En 1999, il fut condamné à six ans de prison pour corruption, et disqualifié de toute participation à la politique avant avril 2008. En 2000, il fut condamné à neuf ans de prison supplémentaires pour des fausses accusations d'actes homosexuels. En 2004, la cour fédérale annula la seconde condamnation.

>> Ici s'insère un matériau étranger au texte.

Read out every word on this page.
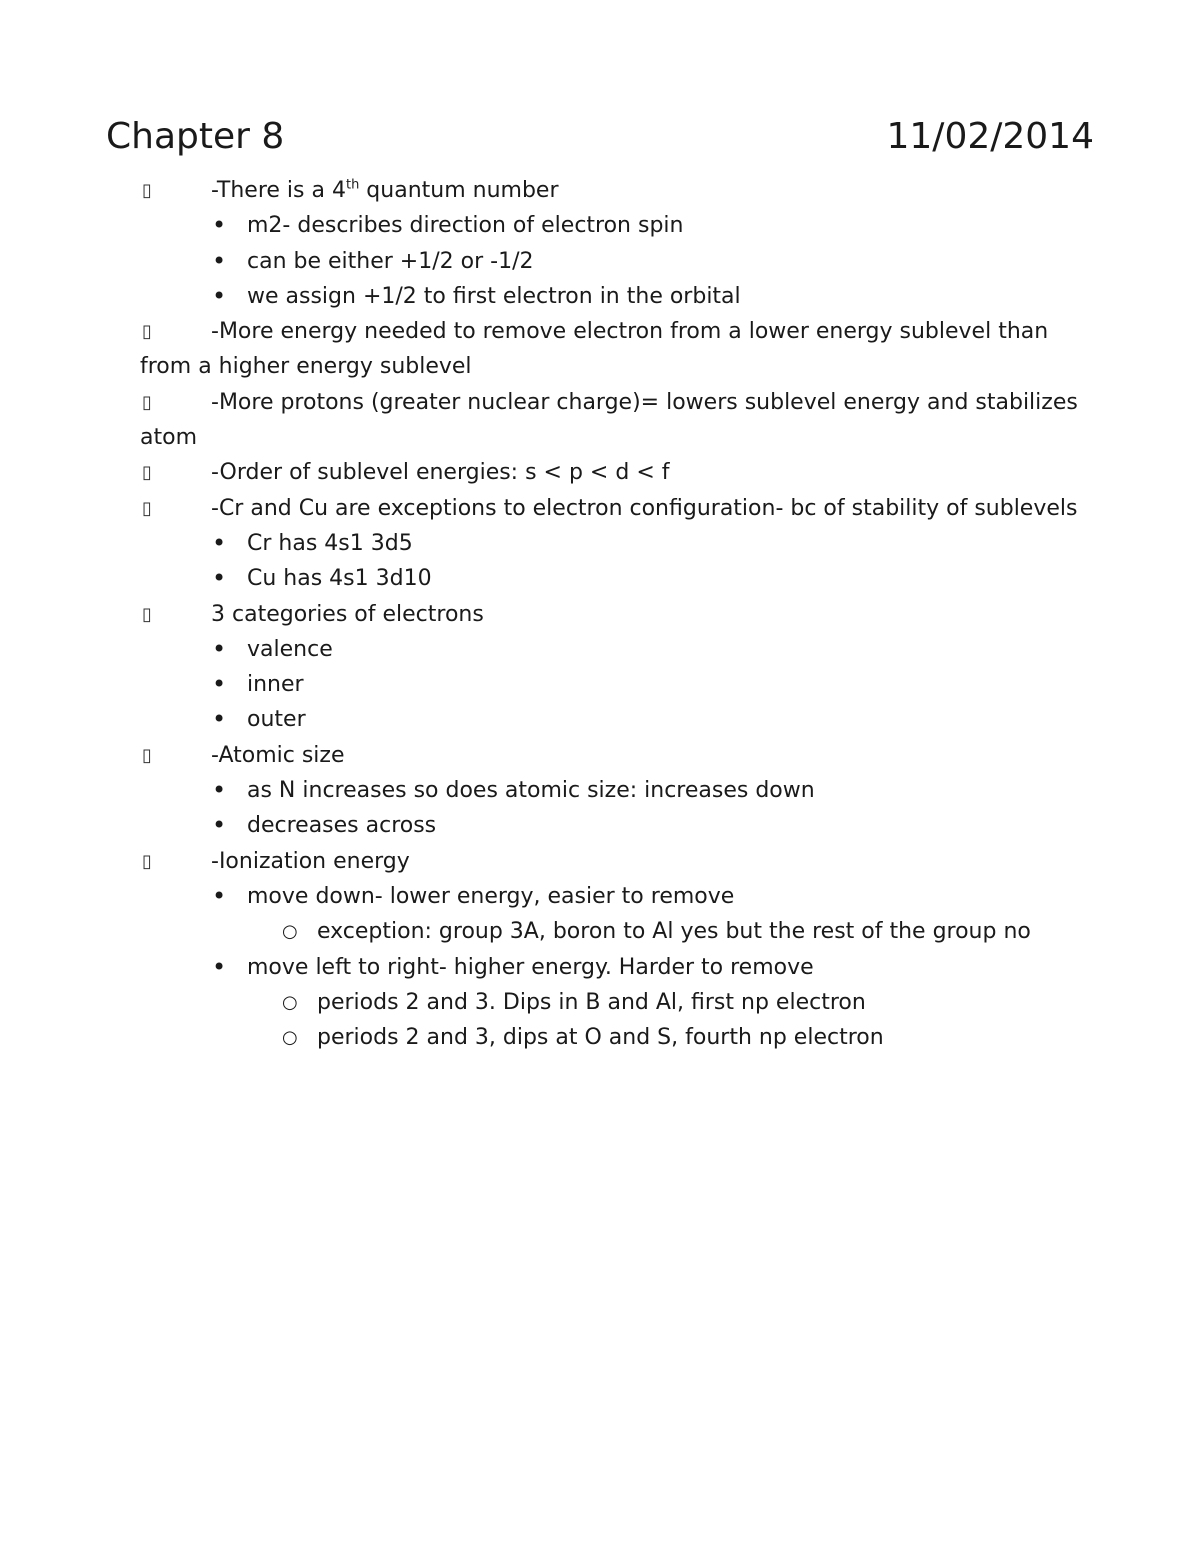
Chapter 8	11/02/2014

▯	-There is a 4th quantum number

• m2- describes direction of electron spin

• can be either +1/2 or -1/2

• we assign +1/2 to first electron in the orbital

▯	-More energy needed to remove electron from a lower energy sublevel than from a higher energy sublevel

▯	-More protons (greater nuclear charge)= lowers sublevel energy and stabilizes atom

▯	-Order of sublevel energies: s < p < d < f

▯	-Cr and Cu are exceptions to electron configuration- bc of stability of sublevels

• Cr has 4s1 3d5

• Cu has 4s1 3d10

▯	3 categories of electrons

• valence

• inner

• outer

▯	-Atomic size

• as N increases so does atomic size: increases down

• decreases across

▯	-Ionization energy

• move down- lower energy, easier to remove

○ exception: group 3A, boron to Al yes but the rest of the group no

• move left to right- higher energy. Harder to remove

○ periods 2 and 3. Dips in B and Al, first np electron

○ periods 2 and 3, dips at O and S, fourth np electron
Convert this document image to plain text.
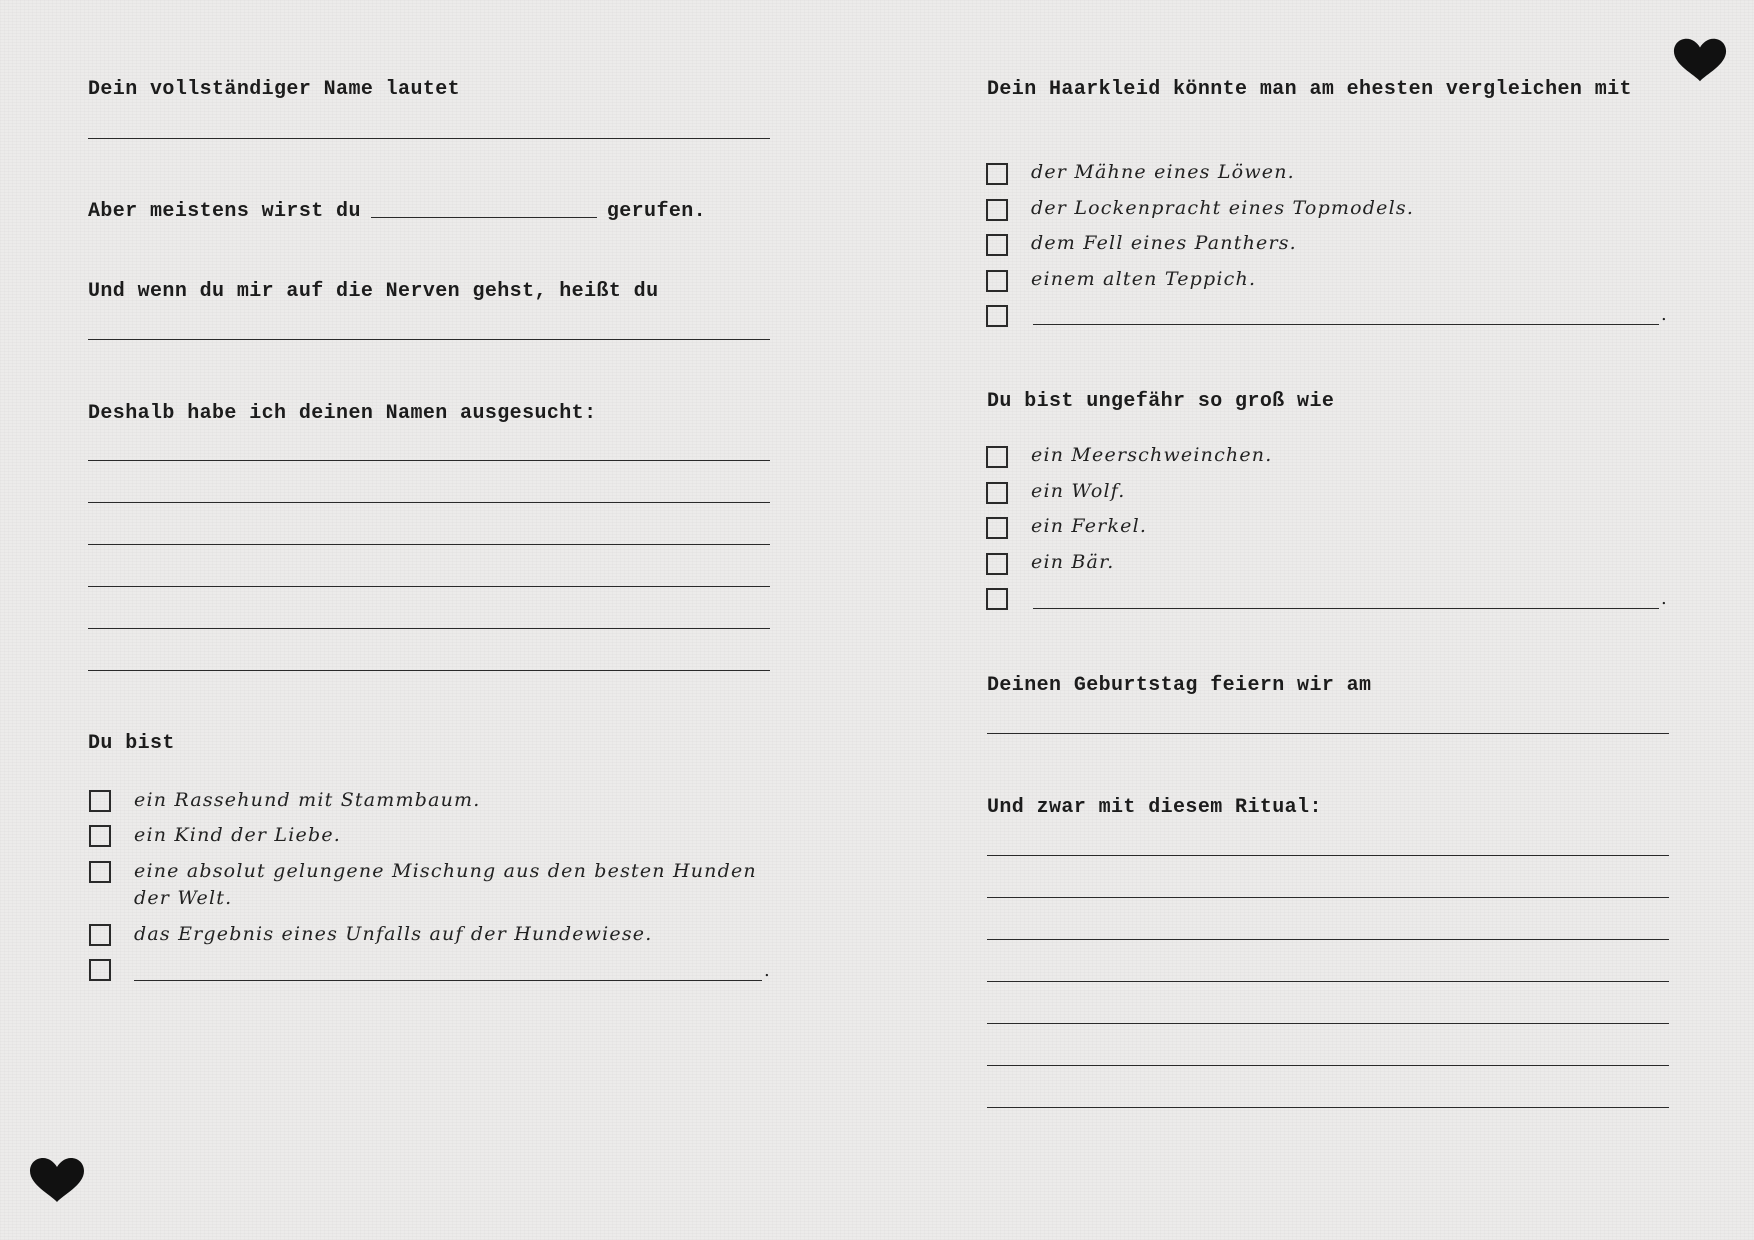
Dein vollständiger Name lautet
Aber meistens wirst du	gerufen.
Und wenn du mir auf die Nerven gehst, heißt du
Deshalb habe ich deinen Namen ausgesucht:
Du bist
ein Rassehund mit Stammbaum.
ein Kind der Liebe.
eine absolut gelungene Mischung aus den besten Hunden der Welt.
das Ergebnis eines Unfalls auf der Hundewiese.
.
Dein Haarkleid könnte man am ehesten vergleichen mit
der Mähne eines Löwen.
der Lockenpracht eines Topmodels.
dem Fell eines Panthers.
einem alten Teppich.
.
Du bist ungefähr so groß wie
ein Meerschweinchen.
ein Wolf.
ein Ferkel.
ein Bär.
.
Deinen Geburtstag feiern wir am
Und zwar mit diesem Ritual:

Il purgea sa peine pour corruption, tout en clamant son innocence, et fut libéré pour bonne conduite en 2004. Il fit appel malgré sa libération, pour blanchir son nom, mais la Cour d'appel maintint le verdict initial. Ne pouvant participer à la vie politique de son pays, il partit un temps à l'étranger, et enseigna à l'université d'Oxford et à l'université Johns-Hopkins. 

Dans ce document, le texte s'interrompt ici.